Cara mudah menjawabnya adalah berdasarkan alfabet. Maka ayam yang lebih dulu, karena dalam bahasa Indonesia A adalah huruf pertama, sementara telur muncul belakangan.
Tetapi metode ini jelas tidak menjawab pertanyaan sesungguhnya. Karena dalam bahasa lain, seperti Inggris, Hen (ayam betina) muncul setelah Egg (telur).
Sebelum menjawabnya secara ilmiah, mari kita cari tahu lebih dulu asal usul pertanyaan aneh ini.

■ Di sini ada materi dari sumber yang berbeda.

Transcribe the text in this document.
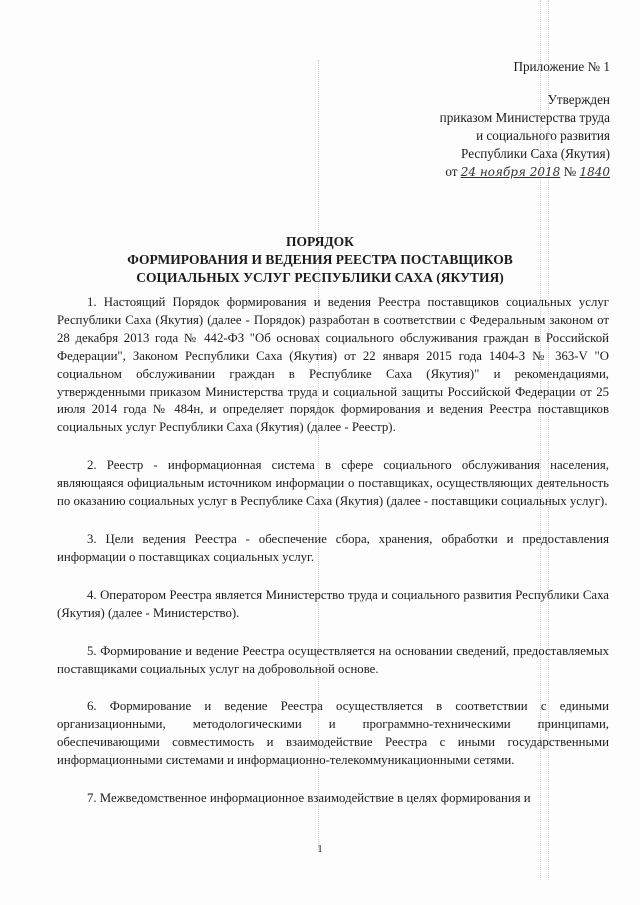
Приложение № 1
Утвержден
приказом Министерства труда
и социального развития
Республики Саха (Якутия)
от 24 ноября 2018 № 1840
ПОРЯДОК
ФОРМИРОВАНИЯ И ВЕДЕНИЯ РЕЕСТРА ПОСТАВЩИКОВ
СОЦИАЛЬНЫХ УСЛУГ РЕСПУБЛИКИ САХА (ЯКУТИЯ)

1. Настоящий Порядок формирования и ведения Реестра поставщиков социальных услуг Республики Саха (Якутия) (далее - Порядок) разработан в соответствии с Федеральным законом от 28 декабря 2013 года № 442-ФЗ "Об основах социального обслуживания граждан в Российской Федерации", Законом Республики Саха (Якутия) от 22 января 2015 года 1404-З № 363-V "О социальном обслуживании граждан в Республике Саха (Якутия)" и рекомендациями, утвержденными приказом Министерства труда и социальной защиты Российской Федерации от 25 июля 2014 года № 484н, и определяет порядок формирования и ведения Реестра поставщиков социальных услуг Республики Саха (Якутия) (далее - Реестр).

2. Реестр - информационная система в сфере социального обслуживания населения, являющаяся официальным источником информации о поставщиках, осуществляющих деятельность по оказанию социальных услуг в Республике Саха (Якутия) (далее - поставщики социальных услуг).

3. Цели ведения Реестра - обеспечение сбора, хранения, обработки и предоставления информации о поставщиках социальных услуг.

4. Оператором Реестра является Министерство труда и социального развития Республики Саха (Якутия) (далее - Министерство).

5. Формирование и ведение Реестра осуществляется на основании сведений, предоставляемых поставщиками социальных услуг на добровольной основе.

6. Формирование и ведение Реестра осуществляется в соответствии с едиными организационными, методологическими и программно-техническими принципами, обеспечивающими совместимость и взаимодействие Реестра с иными государственными информационными системами и информационно-телекоммуникационными сетями.

7. Межведомственное информационное взаимодействие в целях формирования и

1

Usut punya usut, pertanyaan tersebut pertama kali dipopulerkan pada zaman Yunani Kuno. Seorang filsuf terkenal bernama Aristoteles mencetuskan pertanyaan tersebut.

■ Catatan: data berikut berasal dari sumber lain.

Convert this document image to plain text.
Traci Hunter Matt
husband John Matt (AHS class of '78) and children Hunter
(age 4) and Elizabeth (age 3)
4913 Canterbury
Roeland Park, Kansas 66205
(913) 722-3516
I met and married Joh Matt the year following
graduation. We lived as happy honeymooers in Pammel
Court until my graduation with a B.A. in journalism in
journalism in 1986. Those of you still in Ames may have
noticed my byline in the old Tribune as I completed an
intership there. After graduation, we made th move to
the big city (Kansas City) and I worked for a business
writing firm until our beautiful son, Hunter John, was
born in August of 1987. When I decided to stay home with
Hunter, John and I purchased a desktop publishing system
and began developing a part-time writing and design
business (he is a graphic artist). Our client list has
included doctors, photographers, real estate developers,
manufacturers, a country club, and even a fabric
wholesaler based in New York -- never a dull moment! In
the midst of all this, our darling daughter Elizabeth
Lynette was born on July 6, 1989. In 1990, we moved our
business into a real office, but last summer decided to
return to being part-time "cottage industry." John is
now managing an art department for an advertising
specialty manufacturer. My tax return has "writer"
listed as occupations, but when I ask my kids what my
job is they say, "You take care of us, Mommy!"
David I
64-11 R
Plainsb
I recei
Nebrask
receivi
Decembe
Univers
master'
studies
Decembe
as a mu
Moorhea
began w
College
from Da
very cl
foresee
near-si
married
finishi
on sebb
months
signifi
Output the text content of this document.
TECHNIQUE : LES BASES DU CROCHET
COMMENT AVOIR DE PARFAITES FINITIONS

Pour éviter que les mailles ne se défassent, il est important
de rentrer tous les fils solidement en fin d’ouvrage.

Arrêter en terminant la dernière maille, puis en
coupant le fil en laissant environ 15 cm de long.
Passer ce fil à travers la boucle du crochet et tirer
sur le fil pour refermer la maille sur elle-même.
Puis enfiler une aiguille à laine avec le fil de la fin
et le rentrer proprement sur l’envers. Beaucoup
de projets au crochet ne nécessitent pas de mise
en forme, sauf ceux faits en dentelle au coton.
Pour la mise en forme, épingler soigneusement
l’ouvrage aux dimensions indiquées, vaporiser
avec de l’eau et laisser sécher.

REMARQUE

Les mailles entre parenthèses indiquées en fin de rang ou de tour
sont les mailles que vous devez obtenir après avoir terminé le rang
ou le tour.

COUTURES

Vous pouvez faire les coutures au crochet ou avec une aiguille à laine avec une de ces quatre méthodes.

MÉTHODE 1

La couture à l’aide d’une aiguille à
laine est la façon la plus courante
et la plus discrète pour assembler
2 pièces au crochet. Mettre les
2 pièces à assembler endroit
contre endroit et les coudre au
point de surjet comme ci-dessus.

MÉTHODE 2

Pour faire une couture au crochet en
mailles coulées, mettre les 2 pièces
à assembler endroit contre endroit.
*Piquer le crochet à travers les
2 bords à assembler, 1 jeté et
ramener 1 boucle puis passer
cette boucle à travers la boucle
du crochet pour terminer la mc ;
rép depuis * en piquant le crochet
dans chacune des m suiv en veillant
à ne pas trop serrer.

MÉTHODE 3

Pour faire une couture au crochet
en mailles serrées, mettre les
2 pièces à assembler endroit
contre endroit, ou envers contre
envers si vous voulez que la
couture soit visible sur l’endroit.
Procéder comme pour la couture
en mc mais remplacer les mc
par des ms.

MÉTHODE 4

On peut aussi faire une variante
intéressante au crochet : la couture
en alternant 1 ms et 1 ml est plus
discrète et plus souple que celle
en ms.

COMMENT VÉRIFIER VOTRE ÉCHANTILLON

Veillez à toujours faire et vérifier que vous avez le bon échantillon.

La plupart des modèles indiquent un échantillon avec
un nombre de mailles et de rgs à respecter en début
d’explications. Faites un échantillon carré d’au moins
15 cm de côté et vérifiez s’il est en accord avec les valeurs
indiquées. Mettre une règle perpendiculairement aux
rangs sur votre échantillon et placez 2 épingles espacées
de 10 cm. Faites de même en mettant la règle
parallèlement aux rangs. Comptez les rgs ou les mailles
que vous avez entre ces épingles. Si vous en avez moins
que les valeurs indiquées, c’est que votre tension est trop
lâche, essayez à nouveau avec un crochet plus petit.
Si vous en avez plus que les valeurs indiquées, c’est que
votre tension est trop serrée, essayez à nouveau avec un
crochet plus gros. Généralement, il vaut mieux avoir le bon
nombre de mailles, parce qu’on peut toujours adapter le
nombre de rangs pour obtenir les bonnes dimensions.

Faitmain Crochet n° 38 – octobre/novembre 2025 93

Adalah Francois Fenelon pada 1825 membuat terjemahan pandangan Aristoteles itu dalam bahasa Inggris. "Adakah sebuah telur memberi permulaan kehidupan bagi seekor burung, atau yang ada adalah seekor burung memulai keberadaan telur, mengingat burung lahir dari telur," demikian seperti dikutip dari Time, Jumat (24/3/2017).
Sayangnya murid Plato sekaligus guru Alexander The Great itu terkesan mengelak dengan jawabannya. Dia hanya menyimpulkan bahwa keduanya bergerak maju mundur tak terhingga dan selalu ada.